SEOUL, Jul. 23 (Korea Bizwire) — Hyundai Heavy Industries Co., South Korea’s largest shipbuilder, will file a suit for damages this week against its labor union over disruptive action at the company’s shareholders meeting in May and illegal strikes, company officials said Tuesday.
Hyundai Heavy claimed it lost 9.2 billion won (US$7.8 million) due to unionized workers’ violent acts protesting the company’s split-up plan for a proposed merger with Daewoo Shipbuilding & Marine Engineering Co.
According to the company, the unionized workers occupied a shareholder meeting venue in Ulsan for five days and vandalized equipment there.
Hyundai Heavy also said the union’s illegal strikes between May and July caused a production loss estimated at more than 8 billion won.
To make sure the union pays for the damage, early this month the company asked a local court to seize union assets worth 3 billion won. Its request was approved by the court this week.
In March, Hyundai Heavy signed a deal worth an estimated 2 trillion won with the state-run Korea Development Bank (KDB) to acquire Daewoo Shipbuilding, in which the KDB holds a controlling 55.7 percent stake.

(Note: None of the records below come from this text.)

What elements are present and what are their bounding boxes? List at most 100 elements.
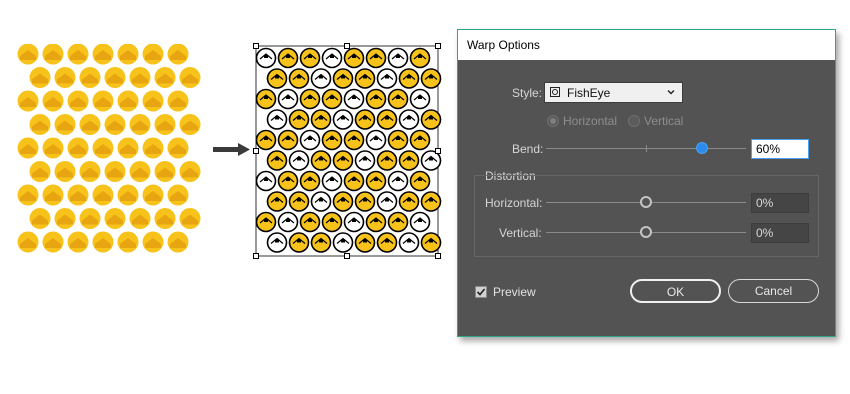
warped-scale-tile: [255, 88, 277, 110]
warped-scale-tile: [266, 109, 288, 130]
cancel-button[interactable]: Cancel: [728, 279, 819, 303]
warped-scale-tile: [310, 232, 332, 253]
selection-handle[interactable]: [344, 43, 350, 49]
scale-tile: [29, 161, 51, 182]
scale-tile: [167, 44, 189, 65]
warped-scale-tile: [299, 88, 321, 110]
selection-handle[interactable]: [253, 43, 259, 49]
selection-handle[interactable]: [344, 253, 350, 259]
distortion-group: [474, 175, 819, 257]
vertical-radio[interactable]: [628, 115, 640, 127]
warped-scale-tile: [277, 129, 299, 151]
warped-scale-tile: [321, 129, 343, 151]
scale-tile: [17, 137, 39, 159]
vertical-distortion-slider-thumb[interactable]: [640, 226, 652, 238]
scale-tile: [17, 231, 39, 253]
horizontal-distortion-label: Horizontal:: [485, 196, 543, 210]
warped-scale-tile: [277, 88, 299, 110]
warped-scale-tile: [332, 150, 354, 171]
warped-scale-tile: [398, 150, 420, 171]
warped-scale-tile: [288, 109, 310, 130]
scale-tile: [92, 231, 114, 253]
style-label: Style:: [512, 86, 543, 100]
warped-scale-tile: [387, 47, 409, 69]
warped-scale-tile: [387, 211, 409, 233]
warped-scale-tile: [321, 170, 343, 192]
warped-scale-tile: [409, 211, 431, 233]
warped-scale-tile: [343, 47, 365, 69]
warped-scale-tile: [343, 170, 365, 192]
preview-checkbox[interactable]: [475, 286, 487, 298]
horizontal-distortion-slider-thumb[interactable]: [640, 196, 652, 208]
bend-label: Bend:: [512, 142, 544, 156]
selection-handle[interactable]: [253, 148, 259, 154]
checkmark-icon: [476, 288, 486, 296]
scale-tile: [54, 161, 76, 182]
bend-value-field[interactable]: 60%: [751, 139, 809, 159]
selection-handle[interactable]: [435, 253, 441, 259]
vertical-distortion-label: Vertical:: [499, 226, 542, 240]
warped-scale-tile: [255, 47, 277, 69]
warped-scale-tile: [288, 150, 310, 171]
scale-tile: [117, 184, 139, 206]
warped-scale-tile: [420, 68, 442, 89]
horizontal-radio[interactable]: [547, 115, 559, 127]
dialog-titlebar[interactable]: Warp Options: [458, 30, 835, 60]
arrow-right-icon: [212, 140, 252, 160]
warped-scale-tile: [343, 211, 365, 233]
scale-tile: [167, 231, 189, 253]
warped-scale-tile: [332, 68, 354, 89]
scale-tile: [67, 231, 89, 253]
ok-button[interactable]: OK: [630, 279, 721, 303]
warped-scale-pattern[interactable]: [252, 42, 442, 260]
warped-scale-tile: [332, 109, 354, 130]
horizontal-distortion-value-field[interactable]: 0%: [751, 193, 809, 213]
selection-handle[interactable]: [435, 148, 441, 154]
scale-tile: [79, 208, 101, 229]
scale-tile: [92, 90, 114, 112]
scale-tile: [79, 67, 101, 88]
warped-scale-tile: [332, 191, 354, 212]
vertical-distortion-value-field[interactable]: 0%: [751, 223, 809, 243]
warped-scale-tile: [343, 129, 365, 151]
warped-scale-tile: [310, 109, 332, 130]
warp-options-dialog: Warp Options Style: FishEye Horizontal V…: [457, 29, 836, 337]
warped-scale-tile: [376, 150, 398, 171]
scale-tile: [17, 184, 39, 206]
warped-scale-tile: [299, 211, 321, 233]
scale-tile: [154, 161, 176, 182]
warped-scale-tile: [365, 88, 387, 110]
warped-scale-tile: [376, 232, 398, 253]
warped-scale-tile: [310, 68, 332, 89]
scale-tile: [179, 67, 201, 88]
warped-scale-tile: [420, 109, 442, 130]
scale-tile: [154, 208, 176, 229]
chevron-down-icon: [667, 90, 675, 95]
warped-scale-tile: [299, 170, 321, 192]
warped-scale-tile: [354, 150, 376, 171]
scale-tile: [92, 184, 114, 206]
scale-tile: [54, 67, 76, 88]
style-dropdown[interactable]: FishEye: [544, 82, 683, 103]
selection-handle[interactable]: [435, 43, 441, 49]
warped-scale-tile: [409, 129, 431, 151]
scale-tile: [104, 161, 126, 182]
warped-scale-tile: [288, 68, 310, 89]
scale-tile: [29, 208, 51, 229]
scale-tile: [167, 137, 189, 159]
horizontal-radio-label: Horizontal: [563, 114, 618, 128]
warped-scale-tile: [310, 150, 332, 171]
warped-scale-tile: [321, 88, 343, 110]
warped-scale-tile: [376, 68, 398, 89]
warped-scale-tile: [409, 88, 431, 110]
warped-scale-tile: [387, 129, 409, 151]
warped-scale-tile: [288, 232, 310, 253]
bend-slider-thumb[interactable]: [696, 142, 708, 154]
scale-tile: [104, 114, 126, 135]
warped-scale-tile: [255, 211, 277, 233]
scale-tile: [129, 208, 151, 229]
warped-scale-tile: [365, 129, 387, 151]
selection-handle[interactable]: [253, 253, 259, 259]
scale-tile: [167, 90, 189, 112]
warped-scale-tile: [277, 211, 299, 233]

Under the deal, the shipbuilder was split into Korea Shipbuilding & Offshore Engineering (KSOE) Co. and a reorganized Hyundai Heavy Industries.
The unionized workers have been opposing the idea, claiming that it jeopardizes their job security. They’ve already filed a suit to nullify the shareholders’ decision, claiming the it didn’t follow the proper steps.
Hyundai Heavy on Monday submitted a request for formal approval from China’s anti-trust watchdog on its Daewoo Shipbuilding takeover.
The company already made similar request to South Korea’s Fair Trade Commission (FTC).
Winning regulatory approval from domestic and foreign corporate regulators has been regarded as a key hurdle facing Hyundai Heavy’s efforts to complete the merger with Daewoo Shipbuilding, since the tie-up of the two major shipbuilders could reshape the global shipbuilding landscape with their dominant market position.
Hyundai Heavy previously said it also plans to submit bids to the European Union, Japan and Kazakhstan.